Closing the loop in next-generation sensing through shadow sphere lithography, plasmonics, and artificial intelligence
Abstract
The rapid deployment of intelligent energy, health-care and manufacturing platforms is outpacing the capabilities of conventional transducers, demanding sub-percent accuracy, millisecond responses, long-term stabilities and wafer-scale integration. Plasmonic micro- and nano-optical sensors can, in principle, satisfy these metrics, but only if three historically separate research threads converge: (i) physics-guided nanostructure design that realises high-Q hybrid resonances; (ii) fabrication routes that translate these blueprints into low-cost, large-area devices; and (iii) data-centric signal processing and prediction that extracts reliable information from inherently weak, drift-prone optical read-outs.
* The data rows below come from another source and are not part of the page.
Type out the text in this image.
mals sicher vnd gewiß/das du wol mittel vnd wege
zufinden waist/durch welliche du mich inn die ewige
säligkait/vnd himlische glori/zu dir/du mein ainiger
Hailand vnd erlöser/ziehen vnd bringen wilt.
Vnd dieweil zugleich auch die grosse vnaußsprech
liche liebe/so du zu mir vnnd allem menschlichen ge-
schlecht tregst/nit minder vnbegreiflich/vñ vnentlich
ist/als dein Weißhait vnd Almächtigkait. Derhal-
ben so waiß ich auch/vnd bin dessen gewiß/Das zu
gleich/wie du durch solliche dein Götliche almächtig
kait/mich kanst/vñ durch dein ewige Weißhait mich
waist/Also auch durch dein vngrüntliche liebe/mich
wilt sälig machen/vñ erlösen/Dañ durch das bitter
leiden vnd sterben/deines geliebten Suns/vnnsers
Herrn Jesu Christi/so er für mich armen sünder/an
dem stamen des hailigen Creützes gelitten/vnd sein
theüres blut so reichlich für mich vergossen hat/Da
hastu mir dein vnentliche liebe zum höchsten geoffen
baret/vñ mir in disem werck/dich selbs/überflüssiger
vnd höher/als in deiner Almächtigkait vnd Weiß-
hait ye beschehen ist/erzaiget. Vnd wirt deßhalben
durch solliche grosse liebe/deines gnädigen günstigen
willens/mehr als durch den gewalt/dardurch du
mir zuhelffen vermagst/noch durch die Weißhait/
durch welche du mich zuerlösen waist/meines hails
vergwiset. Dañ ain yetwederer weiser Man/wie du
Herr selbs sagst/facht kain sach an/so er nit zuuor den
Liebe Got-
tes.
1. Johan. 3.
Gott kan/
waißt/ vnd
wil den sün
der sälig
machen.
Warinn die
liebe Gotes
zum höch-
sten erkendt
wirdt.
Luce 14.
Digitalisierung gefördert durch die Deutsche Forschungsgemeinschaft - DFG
This review (mainly covering the years 2019–2024) provides the first end-to-end account of that convergence. We highlight shadow-sphere lithography (SSL) as a scalable, sub-50 nm patterning strategy; map the resulting structural library onto its plasmonic, lattice and bound-state resonances; and show how physics-aware artificial-intelligence (AI) pipelines denoise spectra, compensate batch variability, enhance the prediction, and even invert the design problem. We close by outlining a closed-loop roadmap—linking SSL, plasmonics, and AI analytics—that targets high refractive-index resolutions within millimetre footprints, while identifying open challenges in wafer-scale 3D patterning inverse design and automated self-assembly, to in-line quality grading, to adaptive signal interpretation.